When London’s population started to recover in the mid-1980s after four decades of decline, it was driven first by domestic migration and then by accelerating international migration. Since then, momentum has grown, as freedom of movement, an internationalised economy and cheap air travel have combined to open London up, creating a city where 800,000 people – 10% of its population – arrive every year, and only slightly fewer leave.

But there is nothing inevitable about continued growth. It is perfectly possible to imagine a scenario where falling international in-migration and rising domestic out-migration combine to stop London’s growth in its tracks. If net international migration fell back by 20% a year, it would fall to around 65,000 in three years’ time – only slightly lower than its level in the early 2000s. If this was combined with a growth in internal out-migration to its previous peak, and a slight dip in births, London’s population growth could be reduced to just 17,000 by 2019 and could go into reverse the following year.

This is all highly speculative.
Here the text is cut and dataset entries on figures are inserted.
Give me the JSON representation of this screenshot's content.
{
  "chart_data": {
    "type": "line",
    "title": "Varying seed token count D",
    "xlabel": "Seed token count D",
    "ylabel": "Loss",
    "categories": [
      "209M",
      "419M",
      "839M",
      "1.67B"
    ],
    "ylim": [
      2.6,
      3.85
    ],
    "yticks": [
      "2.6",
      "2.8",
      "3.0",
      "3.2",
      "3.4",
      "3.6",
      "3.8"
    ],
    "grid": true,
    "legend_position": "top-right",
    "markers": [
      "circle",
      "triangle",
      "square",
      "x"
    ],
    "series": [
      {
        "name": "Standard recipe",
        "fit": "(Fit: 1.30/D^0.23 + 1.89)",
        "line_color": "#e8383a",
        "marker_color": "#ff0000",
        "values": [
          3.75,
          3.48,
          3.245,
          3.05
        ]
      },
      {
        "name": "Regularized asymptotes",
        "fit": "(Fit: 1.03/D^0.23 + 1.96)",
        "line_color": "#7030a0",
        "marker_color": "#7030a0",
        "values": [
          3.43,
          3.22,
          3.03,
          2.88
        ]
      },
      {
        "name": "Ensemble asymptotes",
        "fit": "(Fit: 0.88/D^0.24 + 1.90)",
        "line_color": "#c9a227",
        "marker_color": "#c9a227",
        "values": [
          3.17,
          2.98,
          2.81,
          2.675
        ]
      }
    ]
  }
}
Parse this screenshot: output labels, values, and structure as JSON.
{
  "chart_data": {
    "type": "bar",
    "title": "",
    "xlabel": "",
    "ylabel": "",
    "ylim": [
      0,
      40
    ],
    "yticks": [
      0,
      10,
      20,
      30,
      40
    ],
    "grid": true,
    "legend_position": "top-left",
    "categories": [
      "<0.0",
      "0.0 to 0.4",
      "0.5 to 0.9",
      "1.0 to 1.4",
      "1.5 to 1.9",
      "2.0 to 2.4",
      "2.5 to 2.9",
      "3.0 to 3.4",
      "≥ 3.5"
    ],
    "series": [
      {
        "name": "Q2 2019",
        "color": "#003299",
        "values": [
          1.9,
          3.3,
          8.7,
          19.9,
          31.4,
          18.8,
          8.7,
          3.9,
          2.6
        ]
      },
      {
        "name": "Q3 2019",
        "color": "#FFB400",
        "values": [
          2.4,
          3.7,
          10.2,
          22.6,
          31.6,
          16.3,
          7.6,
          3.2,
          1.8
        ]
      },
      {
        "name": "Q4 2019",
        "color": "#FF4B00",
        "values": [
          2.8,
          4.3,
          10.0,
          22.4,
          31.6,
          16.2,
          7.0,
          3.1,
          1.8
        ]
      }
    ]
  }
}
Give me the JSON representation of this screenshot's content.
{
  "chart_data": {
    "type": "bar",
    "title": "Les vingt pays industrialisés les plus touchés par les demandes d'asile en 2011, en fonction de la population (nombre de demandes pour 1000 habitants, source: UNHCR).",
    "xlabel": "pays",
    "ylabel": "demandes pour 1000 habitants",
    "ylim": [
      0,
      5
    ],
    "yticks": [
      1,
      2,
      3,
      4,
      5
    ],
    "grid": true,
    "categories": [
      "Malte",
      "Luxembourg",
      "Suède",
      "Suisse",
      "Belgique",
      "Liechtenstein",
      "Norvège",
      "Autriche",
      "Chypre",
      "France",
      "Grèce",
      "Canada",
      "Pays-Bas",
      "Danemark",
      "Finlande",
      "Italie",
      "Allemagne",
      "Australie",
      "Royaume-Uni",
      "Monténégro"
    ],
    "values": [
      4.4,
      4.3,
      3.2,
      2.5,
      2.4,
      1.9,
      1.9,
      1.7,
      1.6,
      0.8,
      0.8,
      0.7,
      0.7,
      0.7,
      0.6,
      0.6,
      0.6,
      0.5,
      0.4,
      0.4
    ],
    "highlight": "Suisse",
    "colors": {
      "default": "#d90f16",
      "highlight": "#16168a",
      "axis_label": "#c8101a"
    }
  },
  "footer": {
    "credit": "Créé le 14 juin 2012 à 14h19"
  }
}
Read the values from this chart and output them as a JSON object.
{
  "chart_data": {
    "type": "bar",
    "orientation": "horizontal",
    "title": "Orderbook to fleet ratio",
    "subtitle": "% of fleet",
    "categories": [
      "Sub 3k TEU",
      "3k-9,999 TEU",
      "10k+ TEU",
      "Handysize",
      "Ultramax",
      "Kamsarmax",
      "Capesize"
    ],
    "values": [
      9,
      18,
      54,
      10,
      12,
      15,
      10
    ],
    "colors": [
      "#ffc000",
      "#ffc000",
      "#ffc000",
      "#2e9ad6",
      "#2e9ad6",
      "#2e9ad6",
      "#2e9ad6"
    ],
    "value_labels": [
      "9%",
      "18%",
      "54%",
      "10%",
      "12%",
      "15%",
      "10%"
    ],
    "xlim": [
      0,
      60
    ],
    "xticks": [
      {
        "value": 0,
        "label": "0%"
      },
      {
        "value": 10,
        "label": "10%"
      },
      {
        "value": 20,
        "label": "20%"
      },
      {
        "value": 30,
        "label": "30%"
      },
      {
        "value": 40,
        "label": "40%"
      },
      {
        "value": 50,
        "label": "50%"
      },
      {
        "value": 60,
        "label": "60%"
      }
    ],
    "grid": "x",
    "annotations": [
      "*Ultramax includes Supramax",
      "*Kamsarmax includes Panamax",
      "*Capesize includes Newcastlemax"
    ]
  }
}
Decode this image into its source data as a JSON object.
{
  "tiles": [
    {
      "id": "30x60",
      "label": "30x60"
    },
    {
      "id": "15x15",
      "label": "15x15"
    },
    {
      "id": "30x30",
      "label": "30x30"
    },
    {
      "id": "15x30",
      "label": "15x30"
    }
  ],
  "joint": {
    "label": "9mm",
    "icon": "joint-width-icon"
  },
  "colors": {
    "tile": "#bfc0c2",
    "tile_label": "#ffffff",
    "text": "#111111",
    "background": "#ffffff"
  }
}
We are still in the dark about the nature of Brexit, let alone its impact: London is still creating jobs and attracting inward investment, though business confidence remains fragile. The long-term change in international migration may be negligible, or may be counterbalanced by domestic movement.

London may continue to thrive economically, preserving and enhancing its offer to businesses and talented people from across the world, or its service sector economy may take a hit; academic research in recent months has suggested both that London will be hardest and least hard hit by Brexit. London property prices may resume their stellar trajectory, or may cool off to allow wages to catch up. It will only be in the next few years that we understand whether Brexit checks, stalls or amplifies the phenomenal population boom that London has experienced over the past 30 years.